Molecular Metal Catalysts on Supports: Organometallic Chemistry Meets Surface Science

Event Date: January 20, 2015
Speaker: Prof. Bruce Gates
Speaker Affiliation: University of California – Davis
Time: 9:00 - 10:15 am
Location: FRNY G140

Abstract:  Advances in synthesis and characterization of essentially molecular metal complexes and clusters on supports are making a reality of catalyst design. We summarize work unraveling effects of the design variables of these site-isolated catalysts: the metal, metal nuclearity, support, and other ligands on the metal. The syntheses provide structurally simple, uniform species bonded to crystalline porous supports chosen for their uniformity: zeolites and MgO. The catalyst syntheses involve reactions of organometallic precursors with support surfaces; the characterization methods include IR, EXAFS, XANES, and NMR spectroscopies, atomic-resolution electron microscopy, and computations at the level of DFT. The data demonstrate high degrees of uniformity of supported species and determine their compositions and structures, including the ligands and the metal–support bonding and structure.

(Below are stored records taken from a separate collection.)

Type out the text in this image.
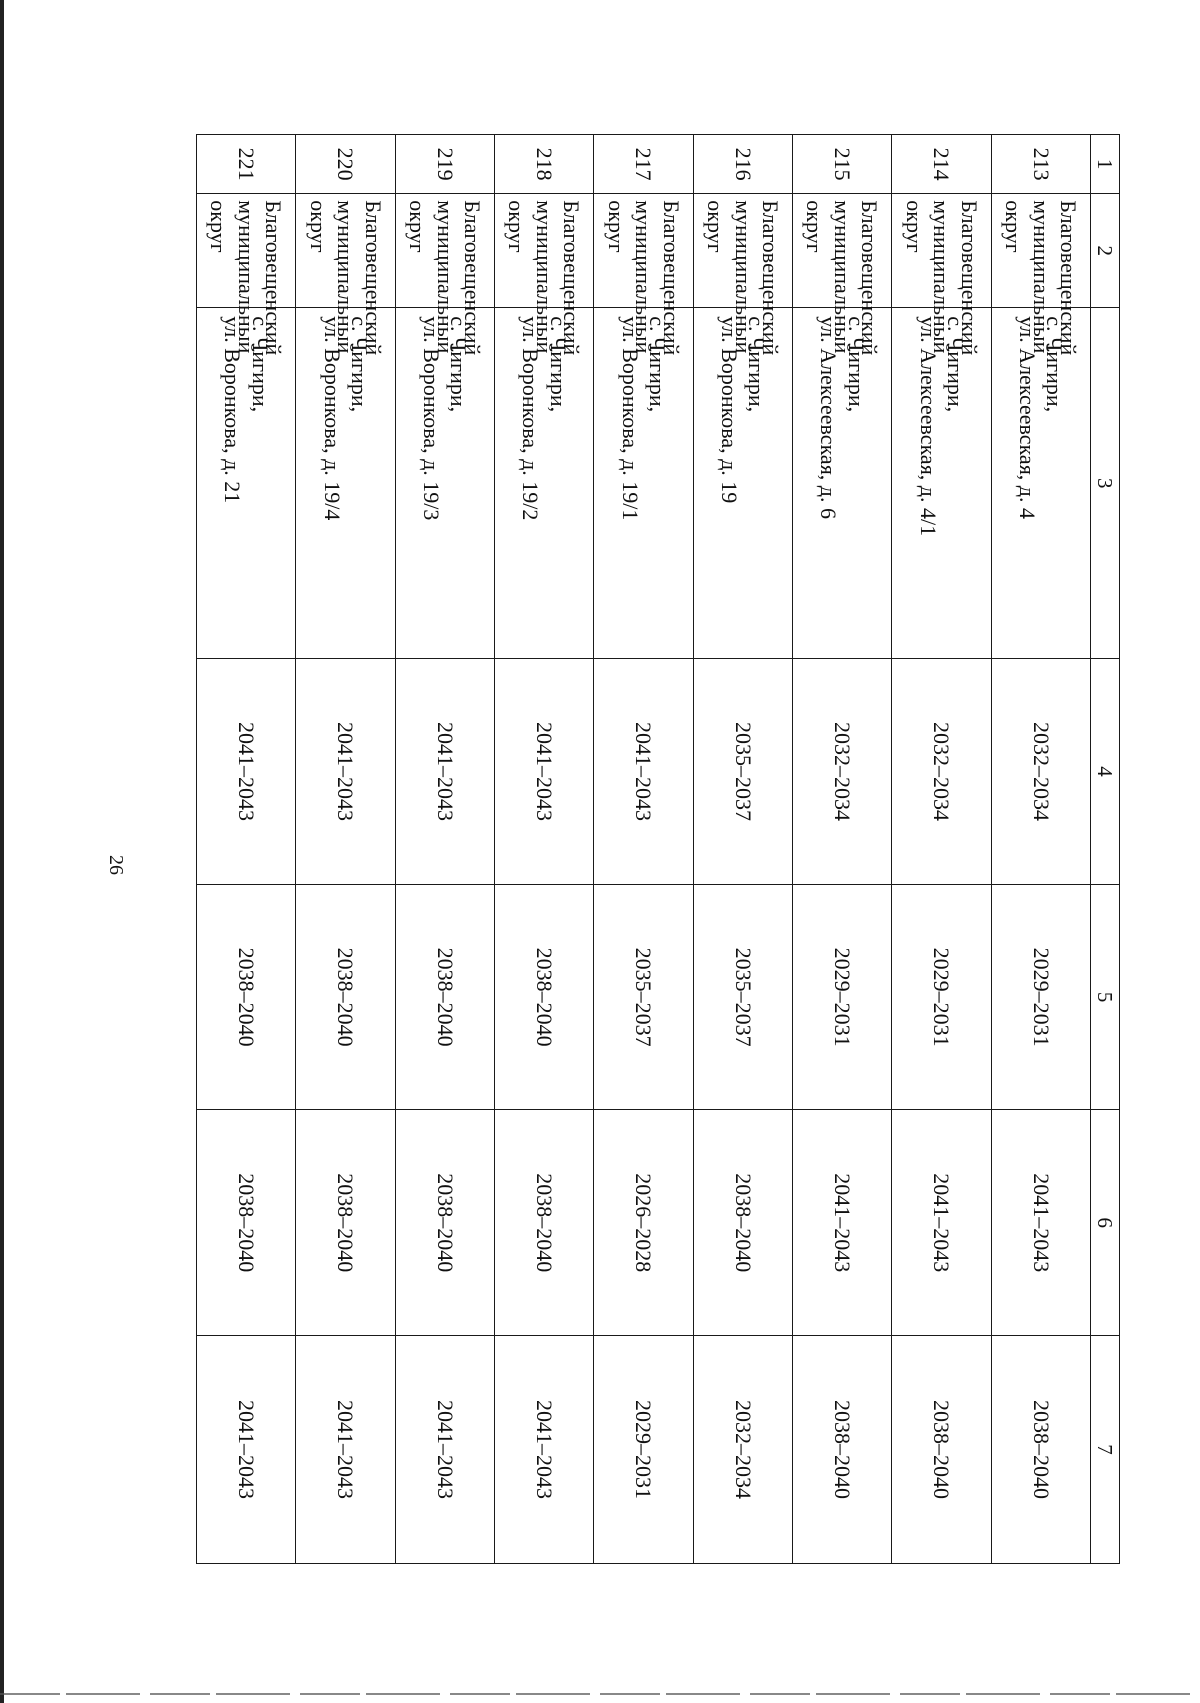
26
1	2	3	4	5	6	7
213	Благовещенский муниципальный округ	с. Чигири,
ул. Алексеевская, д. 4	2032–2034	2029–2031	2041–2043	2038–2040
214	Благовещенский муниципальный округ	с. Чигири,
ул. Алексеевская, д. 4/1	2032–2034	2029–2031	2041–2043	2038–2040
215	Благовещенский муниципальный округ	с. Чигири,
ул. Алексеевская, д. 6	2032–2034	2029–2031	2041–2043	2038–2040
216	Благовещенский муниципальный округ	с. Чигири,
ул. Воронкова, д. 19	2035–2037	2035–2037	2038–2040	2032–2034
217	Благовещенский муниципальный округ	с. Чигири,
ул. Воронкова, д. 19/1	2041–2043	2035–2037	2026–2028	2029–2031
218	Благовещенский муниципальный округ	с. Чигири,
ул. Воронкова, д. 19/2	2041–2043	2038–2040	2038–2040	2041–2043
219	Благовещенский муниципальный округ	с. Чигири,
ул. Воронкова, д. 19/3	2041–2043	2038–2040	2038–2040	2041–2043
220	Благовещенский муниципальный округ	с. Чигири,
ул. Воронкова, д. 19/4	2041–2043	2038–2040	2038–2040	2041–2043
221	Благовещенский муниципальный округ	с. Чигири,
ул. Воронкова, д. 21	2041–2043	2038–2040	2038–2040	2041–2043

Bio:  Bruce Gates studied chemical engineering at Berkeley (B.S., 1961) and the University of Washington (PhD, 1966) and with a Fulbright grant did postdoctoral research at the Ludwig Maximilians University of Munich. He worked for two years as a research engineer at Chevron Research Company and began as an assistant professor at the University of Delaware in 1969, becoming the H. Rodney Sharp Professor of Chemical Engineering and Professor of Chemistry.  In 1992 he joined the University of California, Davis, where he is Distinguished Professor in the Department of Chemical Engineering and Materials Science. He has spent four sabbatical years at the Ludwig Maximilians University of Munich and was recently a guest professor at Hokkaido University. 

Gates’s research is focused on catalysis, with an emphasis on essentially molecular metal complex and metal cluster catalysts anchored to solid surfaces and on catalytic conversion of biomass-derived compounds. He authored the textbooks “Catalytic Chemistry” and co-authored “Chemistry of Catalytic Processes.” He edits the monographAdvances in Catalysis. He serves on the U.S. Department of Energy’s Basic Energy Sciences Advisory Board. He has been recognized with awards from the American Chemical Society, American Institute of Chemical Engineers, the North American Catalysis Society, and the Council for Chemical Research. He is a member of the U.S. National Academy of Engineering.